Do you follow my drift? Think for a moment of all those people in the UK who would not be able to make it through their days without the Times' crossword puzzle. To such people, the crossword is as much part of the fabric of their mornings as brushing their teeth, drinking tea or coffee, going to the loo, putting on their socks or tights, or throwing up.

Ah, you don't know that anecdote told by the late Norman Mailer, do you?

I think it's from his novel, Tough Guys Don't Dance (which title was a bit of a generalisation - consider JG Zuma).

This guy goes to the doctor because he's not been feeling well from the moment he wakes. The doctor asks him to describe what he does when he gets up. "Well," he says, "I wash my face, brush my teeth, shave, and then puke ..."

"You throw up every single morning?" asks the doctor incredulously.

"Certainly," says the man. "Doesn't everyone?"

Anyway, to return to what I was saying. If more journalists were to be added to The Sunday Independent, which might mean that the columns might possibly become comprehensible, what would be left for me? What would I have by way of measuring out my days and ways, as TS Eliot might have asked?

Harber should think before he writes.
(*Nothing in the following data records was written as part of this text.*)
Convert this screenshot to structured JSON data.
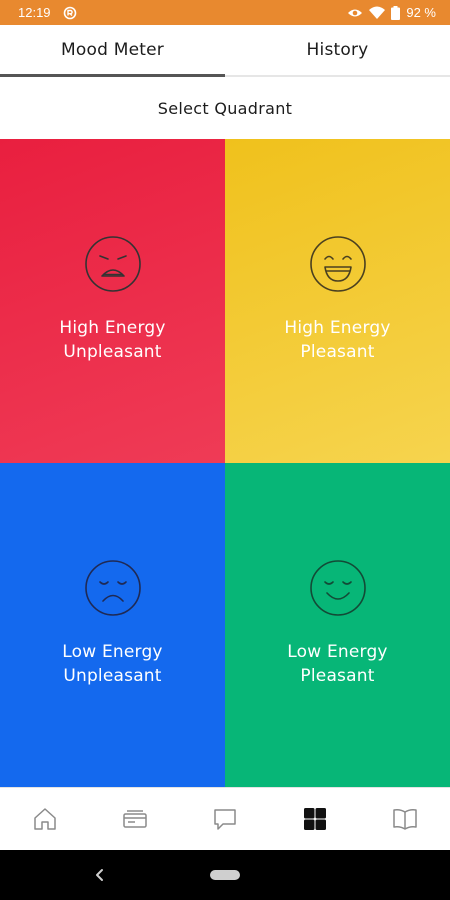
{
  "status_bar": {
    "time": "12:19",
    "battery": "92 %",
    "icons": [
      "app-notification-icon",
      "eye-icon",
      "wifi-icon",
      "battery-icon"
    ]
  },
  "tabs": [
    {
      "label": "Mood Meter",
      "active": true
    },
    {
      "label": "History",
      "active": false
    }
  ],
  "subheader": "Select Quadrant",
  "quadrants": [
    {
      "line1": "High Energy",
      "line2": "Unpleasant",
      "color": "#e91f3f",
      "face": "distressed-face-icon"
    },
    {
      "line1": "High Energy",
      "line2": "Pleasant",
      "color": "#f0c11c",
      "face": "grinning-face-icon"
    },
    {
      "line1": "Low Energy",
      "line2": "Unpleasant",
      "color": "#1469ee",
      "face": "sad-face-icon"
    },
    {
      "line1": "Low Energy",
      "line2": "Pleasant",
      "color": "#07b677",
      "face": "calm-smile-face-icon"
    }
  ],
  "bottom_nav": {
    "items": [
      "home-icon",
      "cards-icon",
      "chat-icon",
      "mood-meter-grid-icon",
      "book-icon"
    ],
    "active_index": 3
  }
}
Indeed we should all think harder before we write or speak.

Consider for example the case of one Torquil Paterson, SC, an Eastern Cape candidate judge, who told the esteemed members of the Judicial Services Commission (JSC) that he had left the church "for a variety of reasons, chief among them being that I realised God does not exist. I am an atheist."

Paterson, whose lengthy theological studies included a stint at Oxford University, explained he had eventually come to the conclusion that "all language of God is meaningless".

This apparently perplexed the justice minister Jeff Radebe who apparently believes that it is a sine qua non that God does exist and that the work of Baruch Spinoza, Bertie Russell, etc, etc, ad infinitum, has all been misdirected.

The minister (the justice one, not the ex-) also seems to assume, judging by his response to Paterson, that the Bible was handed down by the divinity (at Sinai? Lusaka? Kliptown?) and that man - sorry people - had nothing to do with its composition.

Then Radebe apparently expounded on Hegel (the German philosopher, not the Arsenal striker) and the learned and sweet advocate Dumisa Ntsebeza, one of President Jacob Zuma's new appointees to the JSC, declared he was both an atheist and a Marxist.

It was one of the JSC's finest hours, it seems to me. And Harber should take a leaf out of the JSC's book.

I have just heard that, regarding the clearly open-and-shut matter of Judge John Hlophe, the JSC has decided to appoint a sub-committee of three fellows, two of whom have patently been on his side in the past, while the third is one of Zuma's new appointees. What genius!

That's what Harber should have done before rushing in to try to spoil my fun. He should have appointed a sub-committee to write his column.